Microfleece, also called polar fleece or simply fleece, is a soft, napped, synthetic wool material often made from polyester. It was first manufactured in 1979 by Malden Mills, now called Polartec LLC, but the company did not patent the product, with the result that there are now many different makers of polar fleece. Fleece is warm like wool and similar in appearance, but it is much softer, lighter, and easier to wash.
Any product that can be made from wool can also be made with microfleece. It is used in jackets, hats, sweat pants, blankets, and many other products. Microfleece comes in four different thicknesses: micro is the thinnest and most flexible, followed by 100, 200, and 300. Microfleece is also a great alternative for people who are allergic to wool, or those with sensitive skin.

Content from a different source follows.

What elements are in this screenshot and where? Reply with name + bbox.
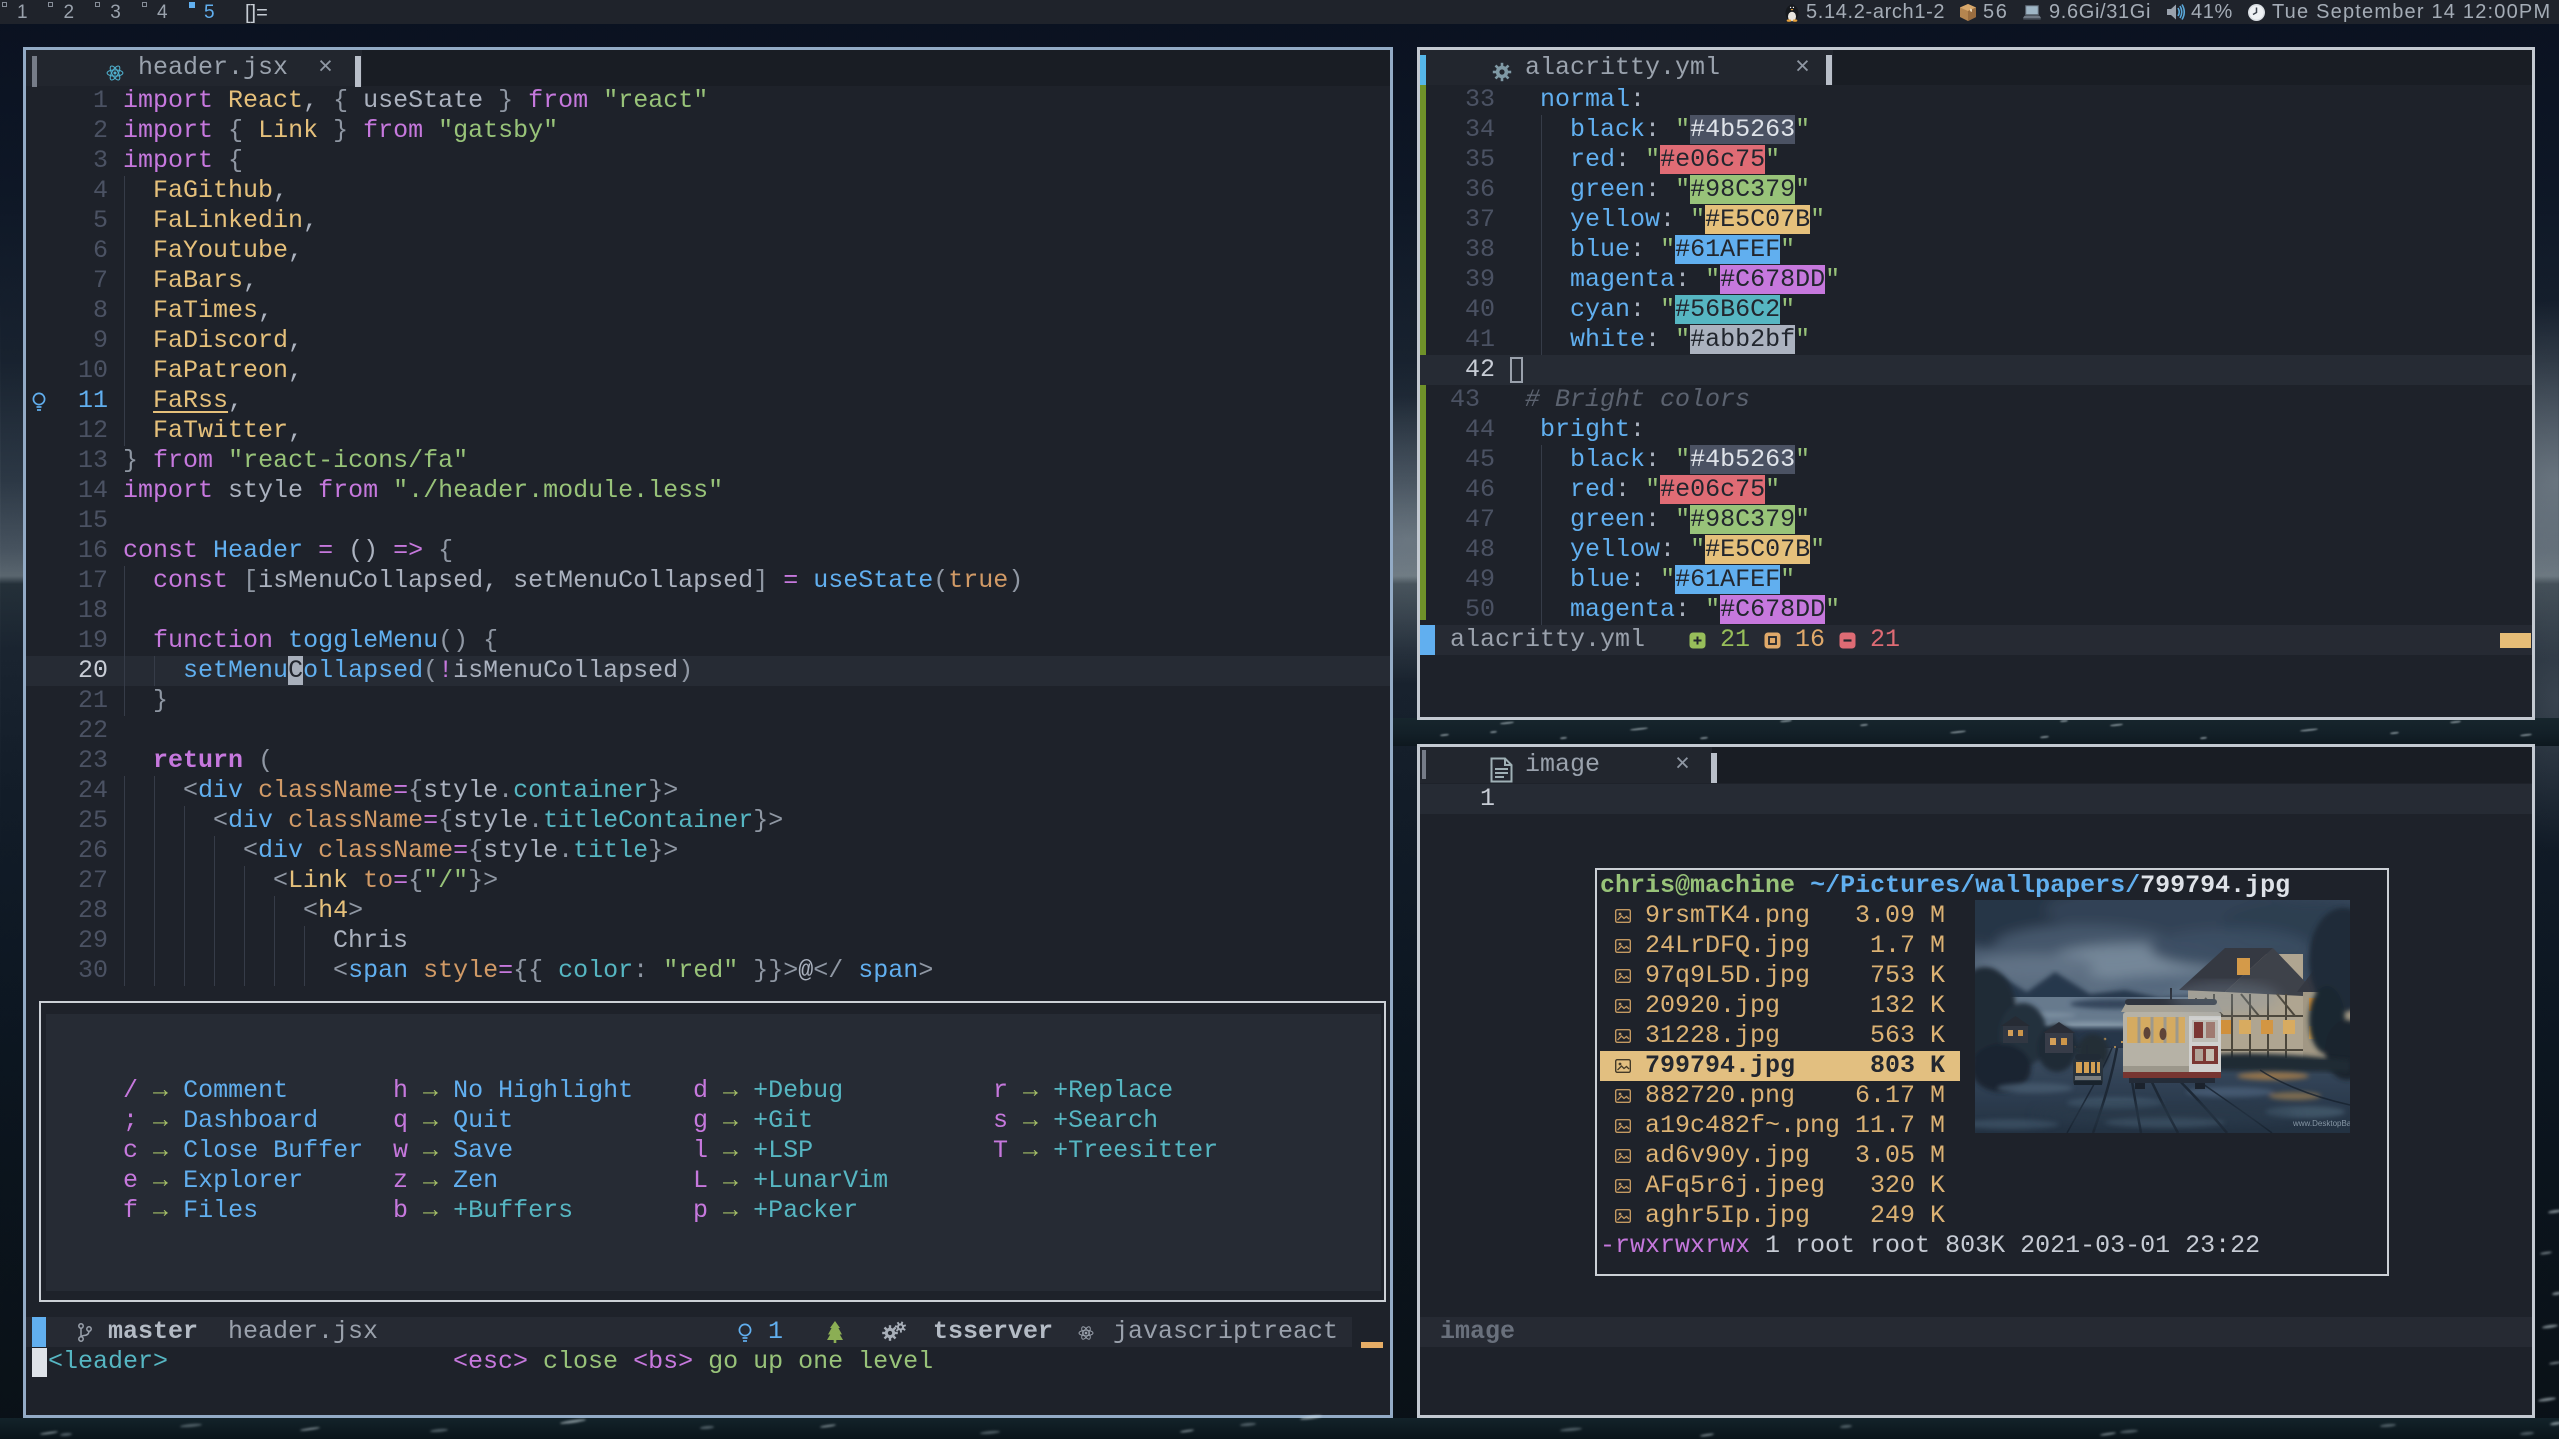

Microfleece is also hydrophobic, or water-repellent, making it quick to dry and warm even when wet. When fully soaked, microfleece holds only one percent of its weight in water and remains breathable. Its hydrophobic properties make it good for wicking away sweat, so fleece is a great material for active wear.
Fleece has a few disadvantages as well. Depending on its quality, microfleece is not always durable. It can be especially susceptible to pilling and tears. Fleece also generates a lot of static electricity, making it a magnet for hairs and dust. It is also not always windproof, though denser forms of fleece and fleece products with windproof linings are available.
In addition, though fleece is easy to machine-wash, it can be damaged by improper care. If washed in hot water, tumble dried, or ironed, polar fleece can be ruined. A cool iron can be used if necessary. Polar fleece is also one of the most flammable clothing materials, especially compared to natural fibers like wool. Many fleece products are treated with a fire retardant to compensate for this.
Some believe that microfleece is more environmentally friendly than wool because it is often made from recycled plastic bottles, and is a vegan alternative to wool. However, research shows that microfleece may not be as environmentally friendly as initially thought. These studies indicate that every wash of microfleece clothing releases synthetic microfibers smaller than one millimeter into wastewater, which eventually finds its way into the environment, and inevitably into human food sources. Experts are currently studying to learn the effects of synthetic microfibers in the environment, and also ways that the shedding of these during a wash could be avoided.